Abstract

ABSTRACT The possibilities for diffraction-limited imaging with large ground-basd optical telescopes have been investigated assuming the availability of a modest adaptive optics system. Using numerical simulations, we have examined the degree of partial wavefront compensation required for useful diffratcion-limited direct imaging as well as the performance improvement expected for both filled-aperture speckle imaging and non-redundant mask interferometric imaging in the presence of partial adaptive correction. A partially compensated point spread function will have a significant diffraction-limited central core if the residual rms wavefront error is less than two radians.
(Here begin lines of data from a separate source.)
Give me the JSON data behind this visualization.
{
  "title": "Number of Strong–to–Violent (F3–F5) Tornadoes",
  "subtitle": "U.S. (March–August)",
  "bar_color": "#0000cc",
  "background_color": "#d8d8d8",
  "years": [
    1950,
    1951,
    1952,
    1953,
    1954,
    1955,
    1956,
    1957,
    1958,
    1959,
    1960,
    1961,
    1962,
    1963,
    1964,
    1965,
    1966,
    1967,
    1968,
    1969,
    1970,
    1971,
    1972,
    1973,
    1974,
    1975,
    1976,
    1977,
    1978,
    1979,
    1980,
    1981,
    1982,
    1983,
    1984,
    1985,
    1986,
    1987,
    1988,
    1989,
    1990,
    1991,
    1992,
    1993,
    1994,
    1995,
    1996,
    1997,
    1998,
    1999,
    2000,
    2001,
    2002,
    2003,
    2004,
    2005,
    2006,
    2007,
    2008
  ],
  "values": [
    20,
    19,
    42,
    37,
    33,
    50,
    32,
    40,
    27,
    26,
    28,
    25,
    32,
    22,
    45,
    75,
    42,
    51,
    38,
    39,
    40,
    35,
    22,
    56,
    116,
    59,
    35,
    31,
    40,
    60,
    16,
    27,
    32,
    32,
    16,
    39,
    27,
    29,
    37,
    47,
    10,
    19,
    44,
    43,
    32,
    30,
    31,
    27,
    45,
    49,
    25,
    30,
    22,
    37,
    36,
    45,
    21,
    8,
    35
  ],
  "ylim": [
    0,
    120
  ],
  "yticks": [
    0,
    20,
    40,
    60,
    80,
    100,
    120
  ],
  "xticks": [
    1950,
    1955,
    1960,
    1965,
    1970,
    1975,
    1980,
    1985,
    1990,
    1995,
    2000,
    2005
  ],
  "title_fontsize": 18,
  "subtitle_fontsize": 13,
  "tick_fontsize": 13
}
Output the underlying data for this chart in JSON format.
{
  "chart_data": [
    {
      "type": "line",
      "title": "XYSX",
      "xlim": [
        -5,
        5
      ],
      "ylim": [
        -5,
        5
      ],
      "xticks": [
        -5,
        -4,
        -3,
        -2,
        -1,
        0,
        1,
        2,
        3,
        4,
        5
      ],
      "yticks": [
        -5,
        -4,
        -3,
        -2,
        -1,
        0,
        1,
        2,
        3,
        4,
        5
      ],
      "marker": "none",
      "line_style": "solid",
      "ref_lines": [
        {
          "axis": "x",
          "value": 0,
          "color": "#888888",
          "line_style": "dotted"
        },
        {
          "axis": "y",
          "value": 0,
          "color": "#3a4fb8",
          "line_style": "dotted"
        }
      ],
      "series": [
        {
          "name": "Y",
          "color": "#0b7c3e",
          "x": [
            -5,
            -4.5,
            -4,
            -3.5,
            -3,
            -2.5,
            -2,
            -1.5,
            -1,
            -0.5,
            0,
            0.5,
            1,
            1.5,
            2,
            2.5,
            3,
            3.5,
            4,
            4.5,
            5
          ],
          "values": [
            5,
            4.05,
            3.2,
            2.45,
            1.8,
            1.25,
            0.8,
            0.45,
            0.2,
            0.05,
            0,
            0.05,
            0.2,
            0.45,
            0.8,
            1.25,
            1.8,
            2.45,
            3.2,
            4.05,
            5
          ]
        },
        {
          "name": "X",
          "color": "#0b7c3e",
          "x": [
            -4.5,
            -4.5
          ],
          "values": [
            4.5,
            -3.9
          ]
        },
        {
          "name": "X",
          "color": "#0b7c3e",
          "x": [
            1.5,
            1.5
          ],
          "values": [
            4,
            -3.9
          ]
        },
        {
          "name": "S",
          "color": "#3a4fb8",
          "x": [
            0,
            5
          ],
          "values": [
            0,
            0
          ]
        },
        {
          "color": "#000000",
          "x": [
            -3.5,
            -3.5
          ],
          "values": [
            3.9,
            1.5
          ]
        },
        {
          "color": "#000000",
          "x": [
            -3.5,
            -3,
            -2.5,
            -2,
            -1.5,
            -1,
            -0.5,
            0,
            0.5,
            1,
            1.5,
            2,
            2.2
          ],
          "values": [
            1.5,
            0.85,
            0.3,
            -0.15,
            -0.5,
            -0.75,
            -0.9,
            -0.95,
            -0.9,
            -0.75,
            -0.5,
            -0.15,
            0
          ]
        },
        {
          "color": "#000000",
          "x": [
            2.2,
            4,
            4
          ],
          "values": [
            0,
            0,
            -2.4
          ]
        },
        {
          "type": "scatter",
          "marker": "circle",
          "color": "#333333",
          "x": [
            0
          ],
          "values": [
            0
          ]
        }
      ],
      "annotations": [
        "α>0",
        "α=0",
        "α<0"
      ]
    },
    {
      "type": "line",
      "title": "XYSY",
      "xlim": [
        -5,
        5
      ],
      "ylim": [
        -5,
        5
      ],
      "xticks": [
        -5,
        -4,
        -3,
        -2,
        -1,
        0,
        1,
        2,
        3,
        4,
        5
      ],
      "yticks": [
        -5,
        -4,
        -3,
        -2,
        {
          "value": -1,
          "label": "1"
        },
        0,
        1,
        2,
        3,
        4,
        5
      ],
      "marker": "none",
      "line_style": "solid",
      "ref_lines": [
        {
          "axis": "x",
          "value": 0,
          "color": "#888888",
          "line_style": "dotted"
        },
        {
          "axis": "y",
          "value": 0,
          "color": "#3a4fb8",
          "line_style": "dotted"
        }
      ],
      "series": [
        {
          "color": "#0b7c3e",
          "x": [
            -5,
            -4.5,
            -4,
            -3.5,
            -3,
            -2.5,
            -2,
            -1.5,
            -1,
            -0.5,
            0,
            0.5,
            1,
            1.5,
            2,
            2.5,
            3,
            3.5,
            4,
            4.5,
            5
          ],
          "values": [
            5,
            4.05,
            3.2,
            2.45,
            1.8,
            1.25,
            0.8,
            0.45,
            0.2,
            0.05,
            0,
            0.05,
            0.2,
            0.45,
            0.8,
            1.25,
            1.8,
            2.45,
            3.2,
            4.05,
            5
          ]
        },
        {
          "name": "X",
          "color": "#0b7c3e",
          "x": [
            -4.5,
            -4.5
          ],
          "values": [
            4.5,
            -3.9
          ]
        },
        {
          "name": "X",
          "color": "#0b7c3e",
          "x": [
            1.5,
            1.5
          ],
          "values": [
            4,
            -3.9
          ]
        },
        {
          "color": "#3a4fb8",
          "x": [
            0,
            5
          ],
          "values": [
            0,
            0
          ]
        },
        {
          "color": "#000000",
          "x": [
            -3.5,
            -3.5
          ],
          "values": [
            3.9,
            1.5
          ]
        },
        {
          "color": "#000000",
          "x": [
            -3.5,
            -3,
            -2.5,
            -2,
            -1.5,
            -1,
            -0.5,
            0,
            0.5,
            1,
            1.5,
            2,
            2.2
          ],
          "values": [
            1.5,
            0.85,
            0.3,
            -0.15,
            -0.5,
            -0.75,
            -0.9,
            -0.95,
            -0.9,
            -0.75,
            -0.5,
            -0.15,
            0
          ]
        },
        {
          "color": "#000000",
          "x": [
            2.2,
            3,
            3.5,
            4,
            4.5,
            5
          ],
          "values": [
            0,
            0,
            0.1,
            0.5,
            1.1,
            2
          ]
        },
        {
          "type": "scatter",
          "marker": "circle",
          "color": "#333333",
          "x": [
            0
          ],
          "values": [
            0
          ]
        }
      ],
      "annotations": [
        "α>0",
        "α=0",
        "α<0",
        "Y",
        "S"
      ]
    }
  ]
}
In this regime (the "sharp core regime") deconvolution is likely to permit diffraction-limited direct imaging. However, if the residual rms wavefront error is more than two radians (the "speckle regime"), conventional passive interferometric methods will be required to attain diffraction-limited resolution. To study the improvement in passive interferometry we have investigated the effect of a low order adaptive optics system, correcting the first 21 terms in the Zernike expansion of the wavefront perturbations, for the case of D/r0=25. By using the attenuation of the monochromatic speckle transfer function to define an effective measure of r0 we find that for Kolmogorov atmospheric turbulence characterized by a value of r0 of 0.2 m, the 21 term Zernike corrected value of r0 is 0.29 m. The quantitative improvement in the power spectrum transfer function at finite bandwidth can primarily be accounted for by this increase in effective r0 which reduces the redundancy of baselines caused by both the finite bandwidth and the spatial extent of the pupil. For optical aperture synthesis imaging, the higher value of r0 permits larger subapertures to be utilized which in turn permits wider bandwidths to be employed without geometric attenuation of the power spectrum. The derived values of r0 can be used to estimate the improvement in the coherence time, pi0 and the overall signal-to-noise ratio of the imaging procedure. These results predict that the signal-to-noise ratios of the power spectrum and bispectrum are increased by factors of ~3 and ~5 respectively for both filled-aperture speckle imaging and optical aperture synthesis imaging.